You need at most 3 files:
-
model.pdb, CABS-dock resulting protein-peptide complex structure in all-atom or backbone+CB representation (it is necessary)
-
native.pdb, if the structure of protein-peptide complex is known (it is not necessary)
-
unbound.pdb, if the structure of unbound receptor is known (it is not necessary)

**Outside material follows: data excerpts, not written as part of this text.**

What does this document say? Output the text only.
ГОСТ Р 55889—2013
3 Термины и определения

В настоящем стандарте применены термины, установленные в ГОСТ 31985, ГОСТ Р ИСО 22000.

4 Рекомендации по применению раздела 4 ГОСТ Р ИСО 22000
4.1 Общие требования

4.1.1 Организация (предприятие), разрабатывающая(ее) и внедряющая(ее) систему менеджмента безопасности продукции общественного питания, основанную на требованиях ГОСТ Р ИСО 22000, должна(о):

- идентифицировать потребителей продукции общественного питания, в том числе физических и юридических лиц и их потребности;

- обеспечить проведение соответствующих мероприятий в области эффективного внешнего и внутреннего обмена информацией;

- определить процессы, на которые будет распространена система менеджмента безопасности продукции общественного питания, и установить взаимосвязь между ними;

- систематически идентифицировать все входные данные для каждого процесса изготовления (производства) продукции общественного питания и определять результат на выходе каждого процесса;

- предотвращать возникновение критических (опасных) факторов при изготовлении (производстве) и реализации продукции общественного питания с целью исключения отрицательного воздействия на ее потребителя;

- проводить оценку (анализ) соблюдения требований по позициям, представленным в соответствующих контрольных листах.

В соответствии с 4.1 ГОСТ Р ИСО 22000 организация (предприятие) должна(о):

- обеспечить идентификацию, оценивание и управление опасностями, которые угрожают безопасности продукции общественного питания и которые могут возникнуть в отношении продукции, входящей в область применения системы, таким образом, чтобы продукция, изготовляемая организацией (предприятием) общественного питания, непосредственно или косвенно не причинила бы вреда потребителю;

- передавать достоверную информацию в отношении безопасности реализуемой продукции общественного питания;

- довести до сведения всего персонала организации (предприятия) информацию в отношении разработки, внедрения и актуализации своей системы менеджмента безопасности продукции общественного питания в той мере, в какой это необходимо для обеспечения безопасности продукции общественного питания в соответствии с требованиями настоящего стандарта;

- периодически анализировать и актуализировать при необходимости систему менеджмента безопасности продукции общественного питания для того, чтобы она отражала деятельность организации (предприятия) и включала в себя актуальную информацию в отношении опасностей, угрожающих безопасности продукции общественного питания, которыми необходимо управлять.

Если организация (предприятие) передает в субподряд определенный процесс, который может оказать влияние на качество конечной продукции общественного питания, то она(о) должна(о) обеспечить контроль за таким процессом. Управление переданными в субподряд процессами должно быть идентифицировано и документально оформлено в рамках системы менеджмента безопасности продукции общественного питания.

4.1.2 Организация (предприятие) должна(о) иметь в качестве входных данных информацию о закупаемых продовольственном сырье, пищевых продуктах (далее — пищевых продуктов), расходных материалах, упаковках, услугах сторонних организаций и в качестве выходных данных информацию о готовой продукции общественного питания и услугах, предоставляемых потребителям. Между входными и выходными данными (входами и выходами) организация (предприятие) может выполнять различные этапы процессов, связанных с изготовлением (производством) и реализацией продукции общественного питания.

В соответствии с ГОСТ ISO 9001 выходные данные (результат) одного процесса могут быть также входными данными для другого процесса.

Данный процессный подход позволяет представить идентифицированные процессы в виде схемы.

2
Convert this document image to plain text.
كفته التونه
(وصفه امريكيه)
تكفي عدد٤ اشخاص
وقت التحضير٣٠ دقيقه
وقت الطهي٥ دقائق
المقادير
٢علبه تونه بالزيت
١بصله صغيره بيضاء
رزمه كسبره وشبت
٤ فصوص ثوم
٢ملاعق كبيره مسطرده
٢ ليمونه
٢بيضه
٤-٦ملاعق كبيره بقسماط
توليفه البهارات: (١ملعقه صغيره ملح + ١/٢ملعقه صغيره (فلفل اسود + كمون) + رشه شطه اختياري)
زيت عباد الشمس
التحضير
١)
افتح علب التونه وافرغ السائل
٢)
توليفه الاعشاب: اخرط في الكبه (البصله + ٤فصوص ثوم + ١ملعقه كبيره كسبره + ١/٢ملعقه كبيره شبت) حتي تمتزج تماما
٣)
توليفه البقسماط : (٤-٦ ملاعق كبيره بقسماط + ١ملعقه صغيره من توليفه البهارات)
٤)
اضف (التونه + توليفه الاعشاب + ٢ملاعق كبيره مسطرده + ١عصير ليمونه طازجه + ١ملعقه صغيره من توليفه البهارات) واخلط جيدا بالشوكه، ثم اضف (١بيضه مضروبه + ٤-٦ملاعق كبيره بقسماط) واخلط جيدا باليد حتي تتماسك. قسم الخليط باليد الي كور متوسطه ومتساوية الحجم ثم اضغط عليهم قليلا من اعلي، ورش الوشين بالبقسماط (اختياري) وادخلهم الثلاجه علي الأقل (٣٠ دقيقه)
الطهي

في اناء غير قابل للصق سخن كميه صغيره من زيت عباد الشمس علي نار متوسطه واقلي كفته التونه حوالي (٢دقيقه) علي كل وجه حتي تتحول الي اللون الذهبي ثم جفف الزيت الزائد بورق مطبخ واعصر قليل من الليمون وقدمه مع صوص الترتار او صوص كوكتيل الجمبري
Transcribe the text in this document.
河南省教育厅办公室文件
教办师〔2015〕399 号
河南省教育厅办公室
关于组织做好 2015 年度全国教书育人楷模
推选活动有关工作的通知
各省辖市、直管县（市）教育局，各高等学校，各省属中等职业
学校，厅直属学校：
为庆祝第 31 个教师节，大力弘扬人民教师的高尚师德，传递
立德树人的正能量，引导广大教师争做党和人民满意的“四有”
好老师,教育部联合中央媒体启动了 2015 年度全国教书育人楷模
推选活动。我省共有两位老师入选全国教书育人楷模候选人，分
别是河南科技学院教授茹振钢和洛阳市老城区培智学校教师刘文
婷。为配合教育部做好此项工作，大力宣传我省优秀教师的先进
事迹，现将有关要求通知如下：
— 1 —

In each of the files, the order of the coordinates of the receptor, then the peptide should be kept. Files should be cleared of unnecessary information, such as headers, only the "ATOM" section should be kept and only from the certain chains. An effective method is to use a ready-made python script located on the path: ~/Rosetta/tools/protein_tools/scripts/clean_pdb.py
USAGE:
~/Rosetta/tools/protein_tools/scripts/clean_pdb.py model.pdb receptor_chain_id peptide_chain_id e.g. ~/Rosetta/tools/protein_tools/scripts/clean_pdb.py model.pdb A B
The output will be: model_AB.pdb.
If you use a full atomic structure or retain side chains, steric clashes can cause the rosetta energy to be bad. To avoid this there are several solutions:
1) cut Cα coordinates and reconstruct with another tool, e.g. PRODART, REMO, BBQ, SAABAC
2) use the FlexPepDock protocol with -min_receptor_bb, which will allow for receptor backbone minimization
3) replace CABSdock receptor coordinates by the free receptor structure, but note that you should first align both structures using e.g. pymol or theseus software.
theseus USAGE:
theseus -sfrom-to -o reference_structure aligned_structure theseus -s0-120 -o model_AB.pdb unbound.pdb * -s option is the receptor residues selection
The output will be: theseus_sup.pdb – unbound receptor superposed on CABSdock receptor.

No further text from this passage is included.